The report stated that: “The continuing use of barrel bombs in aerial campaigns against whole areas, rather than specific targets, is in violation of international humanitarian law and, as previously documented, amounts to the war crime of targeting civilians.”

The investigators, who have drawn up five confidential lists of suspected war criminals on all sides, also warned: “The flight paths of helicopters responsible for the dropping of barrel bombs are being documented. Those in command of the bases and airstrips where helicopters are loaded and from where they take off must be held accountable.”

Syrian Ambassador Hussam Eddin Aala rejected the inquiry’s findings, accusing the U.N. investigators of “collusion and bias” for not denouncing Turkey, Saudi Arabia and Qatar for supporting the rebels.

Syria on Verge of Economic Collapse: Think Tank

Syria is on the verge of economic collapse, a leading British think-tank reported.

The Chatham House report, called “Picking up the Pieces”, said the Syrian economy has retracted by over 50 percent in real terms, the Syrian pound has lost 80 percent of its value and inflation has averaged 51 percent.

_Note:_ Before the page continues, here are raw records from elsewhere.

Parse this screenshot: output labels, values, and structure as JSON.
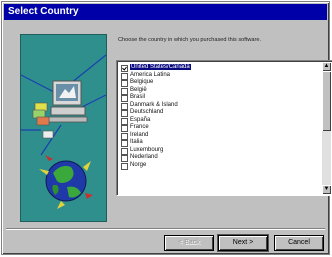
{
  "window": {
    "title": "Select Country"
  },
  "instruction": "Choose the country in which you purchased this software.",
  "country_list": {
    "items": [
      {
        "label": "United States/Canada",
        "selected": true
      },
      {
        "label": "America Latina",
        "selected": false
      },
      {
        "label": "Belgique",
        "selected": false
      },
      {
        "label": "België",
        "selected": false
      },
      {
        "label": "Brasil",
        "selected": false
      },
      {
        "label": "Danmark & Island",
        "selected": false
      },
      {
        "label": "Deutschland",
        "selected": false
      },
      {
        "label": "España",
        "selected": false
      },
      {
        "label": "France",
        "selected": false
      },
      {
        "label": "Ireland",
        "selected": false
      },
      {
        "label": "Italia",
        "selected": false
      },
      {
        "label": "Luxembourg",
        "selected": false
      },
      {
        "label": "Nederland",
        "selected": false
      },
      {
        "label": "Norge",
        "selected": false
      }
    ]
  },
  "buttons": {
    "back": "< Back",
    "next": "Next >",
    "cancel": "Cancel"
  },
  "colors": {
    "title_bar": "#0000a8",
    "selection": "#0a0a80",
    "art_panel": "#2f8f8c"
  },
  "icons": {
    "art_panel": "computer-and-globe-illustration",
    "scroll_up": "scroll-up-arrow-icon",
    "scroll_down": "scroll-down-arrow-icon"
  }
}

It added that outward migration and an estimated 250,000 deaths have caused Syria’s population to decrease by more than 15 percent, from 21 million to 17.5 million.

With a sharp drop in output in the energy and manufacturing sectors, agriculture now accounts for a greater percentage of the nation’s overall output, Chatham House said. But overall food production has fallen sharply due to the conflict.

The report’s author, David Butter, said the economic failure could lead to military collapse within the Syrian army.

“During the first half of 2015 the regime has shown increasing signs of strain on both the military and the economic fronts,” he said, according to the Independent.

“This gives rise to the question as to whether a dramatic worsening in the economic situation may be the catalyst for the regime’s military collapse or for an externally imposed political settlement against Assad’s wishes, or whether further military setbacks might be the catalyst for the regime’s economic collapse.”